Ich lasse das jetzt noch ein bißchen auf mich wirken und mache mich dann an die "Kriegsenkel". Allerdings wehrt sich in mir alles dagegen, meine Eltern an den Pranger zu stellen. Ich sage ihnen, was mir weh tut und weh getan hat (soweit ich es noch weiß), aber ich plädiere immer für einen Dialog. Ich möchte auch klare Worte meine Kinder an mich gerichtet hören (gerne auch unbequeme Wahrheiten), ich benötige diese sogar, weil ich ja sonst uU gar nicht weiß, ws falsch gelaufen ist, aber ich möchte nicht auf die Anklagebank für Dinge, die ich "falsch" gemacht habe, obwohl ich sie doch nach bestem Wissen und Gewissen so gemacht habe und es einfach nicht besser hinbekam.

Viele Grüße

Tanita
 
Ich lasse das jetzt noch ein bißchen auf mich wirken und mache mich dann an die "Kriegsenkel". Allerdings wehrt sich in mir alles dagegen, meine Eltern an den Pranger zu stellen. Ich sage ihnen, was mir weh tut und weh getan hat (soweit ich es noch weiß), aber ich plädiere immer für einen Dialog. Ich möchte auch klare Worte meine Kinder an mich gerichtet hören (gerne auch unbequeme Wahrheiten), ich benötige diese sogar, weil ich ja sonst uU gar nicht weiß, ws falsch gelaufen ist, aber ich möchte nicht auf die Anklagebank für Dinge, die ich "falsch" gemacht habe, obwohl ich sie doch nach bestem Wissen und Gewissen so gemacht habe und es einfach nicht besser hinbekam.

Viele Grüße

Tanita
Hey Tanita

Ein Schritt weiter könnte sein:
Was macht es an den Pranger gestellt zu werden, für seine Fehler. Was machts etwas Falsch gemacht zu haben.
Ist halt so.

Wenn es als 'an den Pragner stellen' rauskommt (aus dem Kind/aus dir) - dann kann man es ja nur so rauslassen (sonst hat man ja schon wieder was verbogen).
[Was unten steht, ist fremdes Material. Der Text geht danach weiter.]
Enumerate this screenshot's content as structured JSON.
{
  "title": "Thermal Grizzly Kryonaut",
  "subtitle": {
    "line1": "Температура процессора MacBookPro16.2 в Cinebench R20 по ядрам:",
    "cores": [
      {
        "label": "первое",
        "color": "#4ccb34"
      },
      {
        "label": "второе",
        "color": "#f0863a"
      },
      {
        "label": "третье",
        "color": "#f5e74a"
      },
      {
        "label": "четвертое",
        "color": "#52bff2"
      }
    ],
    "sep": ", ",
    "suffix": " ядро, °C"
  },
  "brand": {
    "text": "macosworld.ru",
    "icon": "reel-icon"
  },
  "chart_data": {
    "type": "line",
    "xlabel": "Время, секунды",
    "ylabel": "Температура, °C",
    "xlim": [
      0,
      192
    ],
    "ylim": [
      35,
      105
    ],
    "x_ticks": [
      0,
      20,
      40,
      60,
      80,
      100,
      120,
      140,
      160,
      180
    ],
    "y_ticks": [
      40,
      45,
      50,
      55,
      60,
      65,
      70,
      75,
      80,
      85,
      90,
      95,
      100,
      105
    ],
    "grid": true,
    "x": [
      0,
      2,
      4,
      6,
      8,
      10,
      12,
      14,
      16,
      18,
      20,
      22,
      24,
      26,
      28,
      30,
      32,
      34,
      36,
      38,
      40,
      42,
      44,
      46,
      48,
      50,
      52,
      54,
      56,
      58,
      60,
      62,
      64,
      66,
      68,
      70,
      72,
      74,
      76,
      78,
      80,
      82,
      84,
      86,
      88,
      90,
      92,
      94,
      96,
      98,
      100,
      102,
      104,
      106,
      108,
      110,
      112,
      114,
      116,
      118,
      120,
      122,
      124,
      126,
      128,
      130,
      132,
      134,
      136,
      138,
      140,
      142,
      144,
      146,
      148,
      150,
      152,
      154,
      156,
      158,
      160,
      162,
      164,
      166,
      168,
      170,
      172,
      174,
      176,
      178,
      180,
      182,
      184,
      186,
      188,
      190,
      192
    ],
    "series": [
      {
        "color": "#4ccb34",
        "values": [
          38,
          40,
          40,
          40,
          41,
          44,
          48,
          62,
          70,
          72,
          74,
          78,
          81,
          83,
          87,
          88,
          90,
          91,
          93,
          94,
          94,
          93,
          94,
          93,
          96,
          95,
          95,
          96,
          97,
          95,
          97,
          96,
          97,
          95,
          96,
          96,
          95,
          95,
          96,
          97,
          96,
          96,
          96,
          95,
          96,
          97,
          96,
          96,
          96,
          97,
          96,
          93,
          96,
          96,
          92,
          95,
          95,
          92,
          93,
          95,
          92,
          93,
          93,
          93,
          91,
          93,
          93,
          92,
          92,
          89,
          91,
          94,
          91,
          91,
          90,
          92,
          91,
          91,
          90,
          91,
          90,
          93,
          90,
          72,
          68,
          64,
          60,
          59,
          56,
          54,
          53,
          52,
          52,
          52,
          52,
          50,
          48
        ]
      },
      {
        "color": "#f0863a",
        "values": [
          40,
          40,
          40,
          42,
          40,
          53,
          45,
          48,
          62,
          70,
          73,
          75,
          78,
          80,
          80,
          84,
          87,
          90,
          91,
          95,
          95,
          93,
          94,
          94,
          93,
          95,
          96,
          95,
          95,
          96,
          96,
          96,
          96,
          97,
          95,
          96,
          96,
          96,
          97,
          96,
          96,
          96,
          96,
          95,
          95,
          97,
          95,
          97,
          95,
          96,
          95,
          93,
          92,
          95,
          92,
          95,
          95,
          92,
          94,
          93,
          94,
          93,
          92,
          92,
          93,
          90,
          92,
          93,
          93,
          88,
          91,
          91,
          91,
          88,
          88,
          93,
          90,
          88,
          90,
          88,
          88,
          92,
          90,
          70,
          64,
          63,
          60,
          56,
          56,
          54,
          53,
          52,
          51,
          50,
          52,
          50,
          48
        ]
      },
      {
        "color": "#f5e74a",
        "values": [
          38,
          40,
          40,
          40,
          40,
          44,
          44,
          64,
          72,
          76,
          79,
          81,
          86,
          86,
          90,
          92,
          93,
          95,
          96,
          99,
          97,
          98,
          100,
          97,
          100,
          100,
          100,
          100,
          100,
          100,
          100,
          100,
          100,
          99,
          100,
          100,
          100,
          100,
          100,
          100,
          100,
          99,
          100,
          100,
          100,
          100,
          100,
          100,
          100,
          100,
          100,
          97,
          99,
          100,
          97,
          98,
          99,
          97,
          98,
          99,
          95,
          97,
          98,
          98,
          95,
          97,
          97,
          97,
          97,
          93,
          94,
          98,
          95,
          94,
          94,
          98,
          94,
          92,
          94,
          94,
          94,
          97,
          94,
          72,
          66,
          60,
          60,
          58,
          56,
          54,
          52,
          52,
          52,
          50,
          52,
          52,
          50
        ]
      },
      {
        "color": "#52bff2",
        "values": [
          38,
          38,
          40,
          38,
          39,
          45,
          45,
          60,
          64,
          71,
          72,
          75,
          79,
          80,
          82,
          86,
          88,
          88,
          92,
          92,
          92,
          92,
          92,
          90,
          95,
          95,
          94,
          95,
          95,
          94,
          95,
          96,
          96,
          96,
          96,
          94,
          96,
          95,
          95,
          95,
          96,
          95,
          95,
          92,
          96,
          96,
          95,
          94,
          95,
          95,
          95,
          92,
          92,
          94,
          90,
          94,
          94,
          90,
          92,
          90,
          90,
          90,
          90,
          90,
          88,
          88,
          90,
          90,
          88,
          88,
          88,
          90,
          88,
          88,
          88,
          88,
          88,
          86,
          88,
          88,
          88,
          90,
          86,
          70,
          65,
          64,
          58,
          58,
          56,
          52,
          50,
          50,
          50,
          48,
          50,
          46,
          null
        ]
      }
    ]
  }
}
Natürlich ist es verständlich 'nicht die Eltern an den Pragner stellen zu wollen - Weil man ja selbst auch nicht an den Pranger gestellt werden will (und hofft: wenn ich es nicht tu, wirds auch wer anderer/meine Kinder nicht tun).
Aber genau Das ist ja das was tabuisierung ausmacht. Es ist ein Geschäft.
>>Irgendwer muss also anfangen mutig genug zu sein - - ehrlich sein, Scheinwerfer drauf auf Teufel komm raus.

(Kann eh nur der Teufel kommen, im schlimmsten Fall; und der ist ja eh schon da. Nicht wahr.)
 
Ein Schritt weiter könnte sein:
Was macht es an den Pranger gestellt zu werden, für seine Fehler. Was machts etwas Falsch gemacht zu haben.
Ist halt so.

Wenn es als 'an den Pragner stellen' rauskommt (aus dem Kind/aus dir) - dann kann man es ja nur so rauslassen (sonst hat man ja schon wieder was verbogen).

Stimmt!:) Schuldvorwürfe mir selbst gegenüber ist ewiges Thema und andere mag ich - bewußt - nicht verurteilen. Finds`s ganz schlimm. Also da hängt noch was:D. Mal gucken!

Bis dann erstmal,

Tanita
 
Liebe Tanita,

es gibt einen entscheidenden Unterschied zwischen Benennen ( des eigenen Befindens, der eigenen Defizite und Wunden) und "an den Pranger stellen".
Musst du deine Eltern davor bewahren, zu erfahren, wie es dir als Kind mit ihnen ging, wie es dir heute damit geht?
Als Inspiration dazu hier ein Ausschnitt aus einem Kurzinterview mit Katharina Ohana, Autorin von "Ich, Rabentochter":

Glauben Sie, dass Ihre Lebensgeschichte etwas Repräsentatives für Ihre Generation hat?
Ohana: "Ich gehöre zur Generation der "Kriegsenkel". Bei uns treten viele unverarbeitete psychische Altlasten hervor, die von unseren Eltern, den Kriegskindern, nicht verarbeitet worden sind. Meine Eltern haben furchtbare Dinge im Krieg erlebt - Bombennächte, Leichen, Hunger, Flucht. Doch damals glaubte man wohl, die Kinder würden das nicht so schwer nehmen. Niemand hat ihnen bei der Verarbeitung geholfen. Dann kam das Wirtschaftswunder, und die Erinnerungen wurden mit dem Streben nach Sicherheit und Wohlstand betäubt. Ihre Ängste haben die Kriegskinder dann später ihren Kindern in Form von ungelebter Nähe, krankhafter Sparsamkeit, zu hohen Erwartungen oder Zwangsvorstellungen weiter gegeben."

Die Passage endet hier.